Otranto'nun Fethi: İtalya'ya Atılan İlk Adım

Roma planının gerçek olduğuna dair en güçlü kanıt, 1480 yılında Gedik Ahmed Paşa komutasındaki Osmanlı donanmasının, İtalya çizmesinin topuğunda yer alan stratejik Otranto limanını fethetmesidir. Otranto'nun fethi, sıradan bir akın değildi. Burası, İtalya anakarasına asker ve mühimmat yığmak için mükemmel bir köprübaşı, bir "beachhead" idi. Bu olay, tüm İtalya'yı ve özellikle de Roma'daki Papalık'ı büyük bir paniğe sevk etti. Papa'nın Roma'yı terk etmeye hazırlandığı söylenir. Otranto, Fatih'in "Kızıl Elma"sına uzanan elinin ilk somut dokunuşuydu.

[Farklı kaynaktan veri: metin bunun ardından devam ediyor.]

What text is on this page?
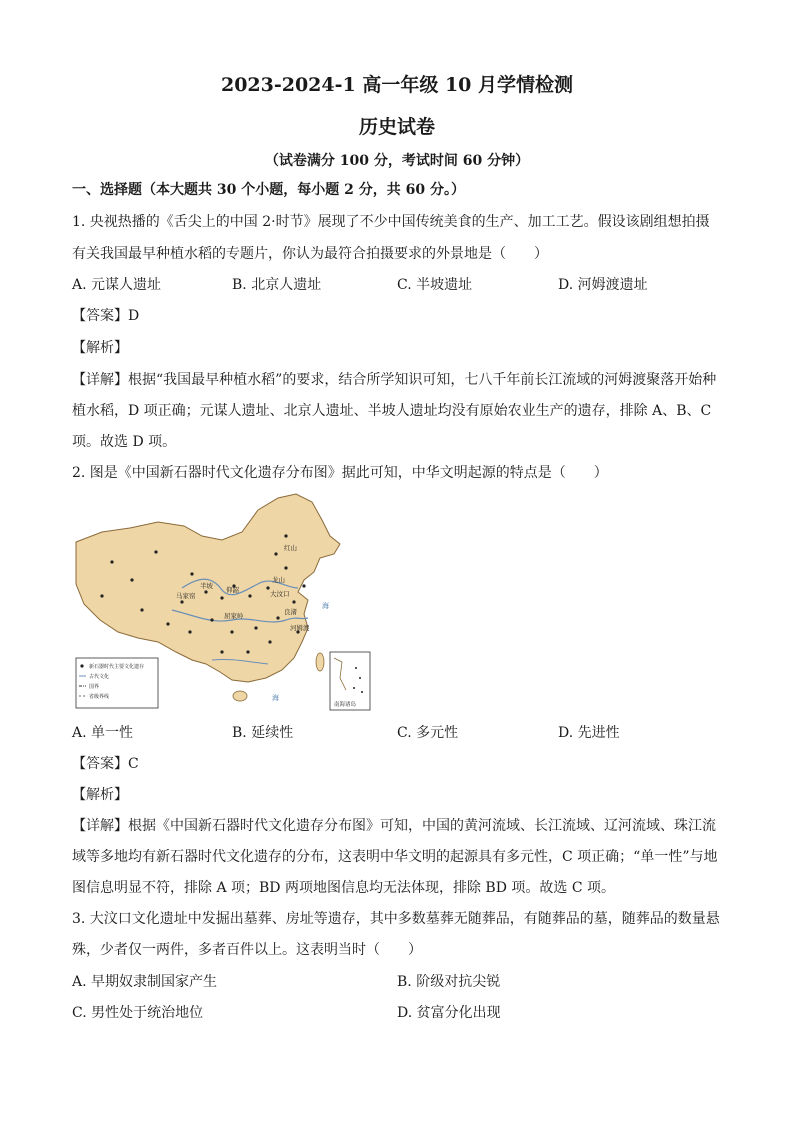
2023-2024-1 高一年级 10 月学情检测
历史试卷
（试卷满分 100 分，考试时间 60 分钟）
一、选择题（本大题共 30 个小题，每小题 2 分，共 60 分。）
1. 央视热播的《舌尖上的中国 2·时节》展现了不少中国传统美食的生产、加工工艺。假设该剧组想拍摄
有关我国最早种植水稻的专题片，你认为最符合拍摄要求的外景地是（　　）
A. 元谋人遗址	B. 北京人遗址	C. 半坡遗址	D. 河姆渡遗址
【答案】D
【解析】
【详解】根据“我国最早种植水稻”的要求，结合所学知识可知，七八千年前长江流域的河姆渡聚落开始种
植水稻，D 项正确；元谋人遗址、北京人遗址、半坡人遗址均没有原始农业生产的遗存，排除 A、B、C
项。故选 D 项。
2. 图是《中国新石器时代文化遗存分布图》据此可知，中华文明起源的特点是（　　）
红山
半坡
大汶口
龙山
仰韶
河姆渡
良渚
屈家岭
马家窑
海
海
新石器时代主要文化遗存
古代文化
国界
省级界线
南海诸岛
A. 单一性	B. 延续性	C. 多元性	D. 先进性
【答案】C
【解析】
【详解】根据《中国新石器时代文化遗存分布图》可知，中国的黄河流域、长江流域、辽河流域、珠江流
域等多地均有新石器时代文化遗存的分布，这表明中华文明的起源具有多元性，C 项正确；“单一性”与地
图信息明显不符，排除 A 项；BD 两项地图信息均无法体现，排除 BD 项。故选 C 项。
3. 大汶口文化遗址中发掘出墓葬、房址等遗存，其中多数墓葬无随葬品，有随葬品的墓，随葬品的数量悬
殊，少者仅一两件，多者百件以上。这表明当时（　　）
A. 早期奴隶制国家产生	B. 阶级对抗尖锐
C. 男性处于统治地位	D. 贫富分化出现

Son Seferin Gizemi ve Tarihçilerin Yorumları

Otranto'nun fethinden sadece birkaç ay sonra, 1481'de Fatih, hayatının en büyük ordularından birini toplayarak yeni bir sefere çıktı. Bu seferin hedefi büyük bir gizlilikle saklanıyordu. Ancak tarihçilerin büyük bir çoğunluğu, bu devasa ordunun Rodos veya Mısır gibi ikincil hedefler için değil, Otranto'daki köprübaşını kullanarak İtalya'yı boydan boya geçip Roma'ya yürümek için toplandığı konusunda hemfikirdir. Fatih'in seferin başında, Hünkar Çayırı'nda aniden vefat etmesi, bu büyük planın yarım kalmasına neden oldu. Onun ölümü, Roma'yı ve Papalık'ı mutlak bir yıkımdan kurtaran olay olarak kabul edilir.

Sonuç olarak, Fatih Sultan Mehmet'in Roma'yı fethetme planı, uzak bir "Kızıl Elma" rüyasından çok daha fazlasıydı. Bu, onun "Kayser-i Rum" unvanıyla benimsediği tarihsel misyonun mantıksal bir sonucuydu ve Otranto'nun fethiyle somut bir askeri stratejiye dönüşmüştü. Fatih'in ani ölümü olmasaydı, 1481 veya 1482 yılında tarihin en büyük hesaplaşmalarından birine, yani "Yeni Sezar" ile Papalık arasındaki nihai savaşa tanıklık etmemiz neredeyse kesindi. Yarım kalan bu rüya, Fatih'in vizyonunun sınırlarının ne kadar geniş olduğunu ve tarihin en büyük "eğer öyle olmasaydı" anlarından birini oluşturduğunu gösterir.